Sep 3, 2009 11:15 PM in Health & Medicine | 10 comments
Record Pfizer $2.3-billion fraud settlement, windfall payout to states
Pfizer executives have again promised to play by the rules after a record-setting $2.3 billion settlement announced Wednesday for fraudulent drug marketing, and the upshot could be a windfall of millions of dollars for state Medicaid programs.
The pharma giant Pfizer agreed to settle the pending lawsuits about wrongful marketing claims for Bextra (an anti-inflammatory), Geodon (an anti-psychotic), Lyrica (an anti-epileptic) and Zyvox (an antibiotic), all of which the company was pushing doctors to prescribe "off label"—for conditions for which the drugs had not been approved. It had also been accused of incentivizing doctors for prescribing these drugs for unapproved uses via kickbacks.

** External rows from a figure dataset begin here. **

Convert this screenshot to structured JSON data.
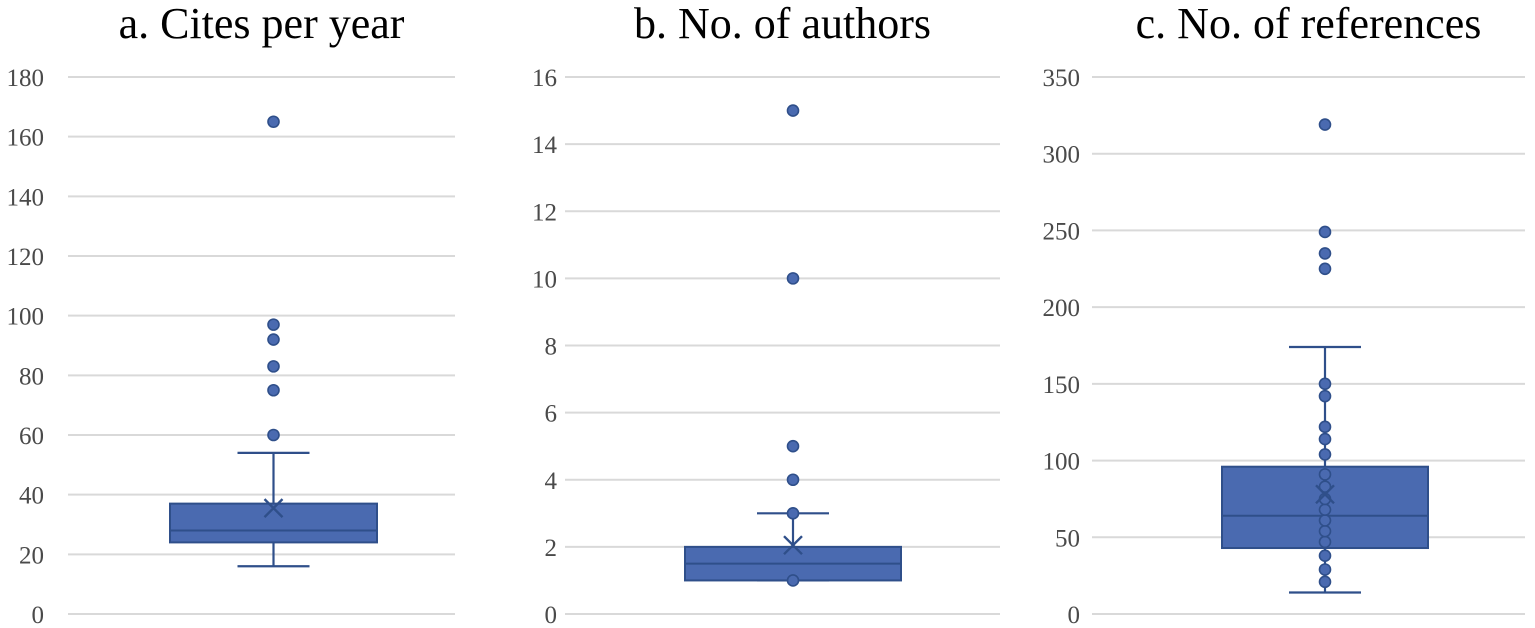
{
  "chart_data": [
    {
      "type": "box",
      "title": "a. Cites per year",
      "ylim": [
        0,
        180
      ],
      "yticks": [
        0,
        20,
        40,
        60,
        80,
        100,
        120,
        140,
        160,
        180
      ],
      "grid": true,
      "box": {
        "whisker_low": 16,
        "q1": 24,
        "median": 28,
        "q3": 37,
        "whisker_high": 54,
        "mean": 35.5
      },
      "outliers": [
        60,
        75,
        83,
        92,
        97,
        165
      ],
      "inner_points": [],
      "color": "#4a6ab0"
    },
    {
      "type": "box",
      "title": "b. No. of authors",
      "ylim": [
        0,
        16
      ],
      "yticks": [
        0,
        2,
        4,
        6,
        8,
        10,
        12,
        14,
        16
      ],
      "grid": true,
      "box": {
        "whisker_low": 1,
        "q1": 1,
        "median": 1.5,
        "q3": 2,
        "whisker_high": 3,
        "mean": 2.05
      },
      "outliers": [
        4,
        5,
        10,
        15
      ],
      "inner_points": [
        1,
        3
      ],
      "color": "#4a6ab0"
    },
    {
      "type": "box",
      "title": "c. No. of references",
      "ylim": [
        0,
        350
      ],
      "yticks": [
        0,
        50,
        100,
        150,
        200,
        250,
        300,
        350
      ],
      "grid": true,
      "box": {
        "whisker_low": 14,
        "q1": 43,
        "median": 64,
        "q3": 96,
        "whisker_high": 174,
        "mean": 78
      },
      "outliers": [
        225,
        235,
        249,
        319
      ],
      "inner_points": [
        21,
        29,
        38,
        47,
        54,
        61,
        68,
        75,
        83,
        91,
        104,
        114,
        122,
        142,
        150
      ],
      "color": "#4a6ab0"
    }
  ]
}
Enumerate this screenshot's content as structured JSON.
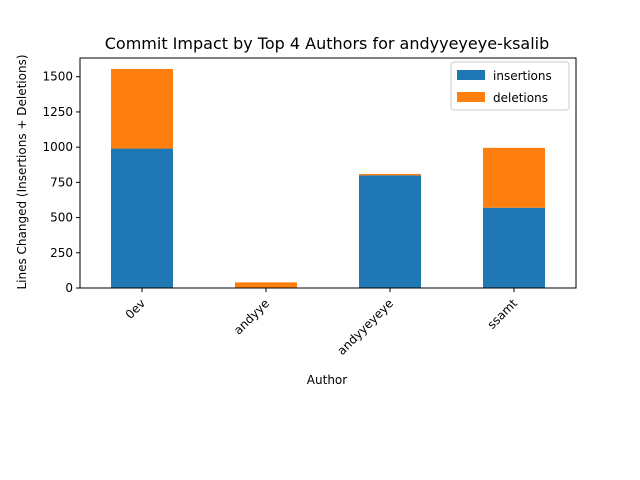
{
  "chart_data": {
    "type": "bar",
    "stacked": true,
    "title": "Commit Impact by Top 4 Authors for andyyeyeye-ksalib",
    "xlabel": "Author",
    "ylabel": "Lines Changed (Insertions + Deletions)",
    "categories": [
      "0ev",
      "andyye",
      "andyyeyeye",
      "ssamt"
    ],
    "series": [
      {
        "name": "insertions",
        "color": "#1f77b4",
        "values": [
          990,
          3,
          800,
          570
        ]
      },
      {
        "name": "deletions",
        "color": "#ff7f0e",
        "values": [
          565,
          37,
          10,
          425
        ]
      }
    ],
    "ylim": [
      0,
      1633
    ],
    "yticks": [
      0,
      250,
      500,
      750,
      1000,
      1250,
      1500
    ],
    "grid": false,
    "legend_position": "top-right"
  }
}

Under the False Claims Act, the encouragement of off label uses—those that the U.S. Food and Drug Administration (FDA) has not okayed—is illegal. Claims for reimbursement through Medicaid for these un-condoned uses were not ultimately accepted, setting off problems for both patients and the government.
"Illegal conduct and fraud by pharmaceutical companies puts the public health at risk, corrupts medical decisions by healthcare providers, and costs the government billions of dollars," Tony West, an assistant attorney general for the Civil Division, said at a press conference, the Los Angeles Times reported.
Representatives from Pfizer assert that the company has cleaned up its act, despite having faced similar allegations for fraudulently marketing Neurontin (an anti-epileptic drug) in 2004. "The reasons to trust Pfizer are because…the vast majority of our employees spend their lives dedicated to bringing truly important medications to patients and physicians in an appropriate manner," Amy Schulman, Pfizer's general counsel told The New York Times.
Much of the payout will be going back to the states and into the Medicaid programs. Illinois, for example, should get $11.3 million, much of which will go to its Medicaid program, and $1.3 million of which it will be used help to strengthen consumer protection, reported the Chicago Tribune.
A separate Pfizer settlement yesterday, for questionable marketing of the drug Geodon, will send $33 million to 42 states and the District of Columbia, welcome funds in tight times.
The six whistleblowers who tipped off investigators to the wrongdoing—five Pfizer employees and a doctor—will split $102 million of the settlement.
One of the whistleblowers, John Kopchinski, a former Pfizer sales rep and Gulf War vet said in a statement, "In the Army I was expected to protect people at all costs…At Pfizer I was expected to increase treatments at all costs, even when sales meant endangering lives," Reuters reported.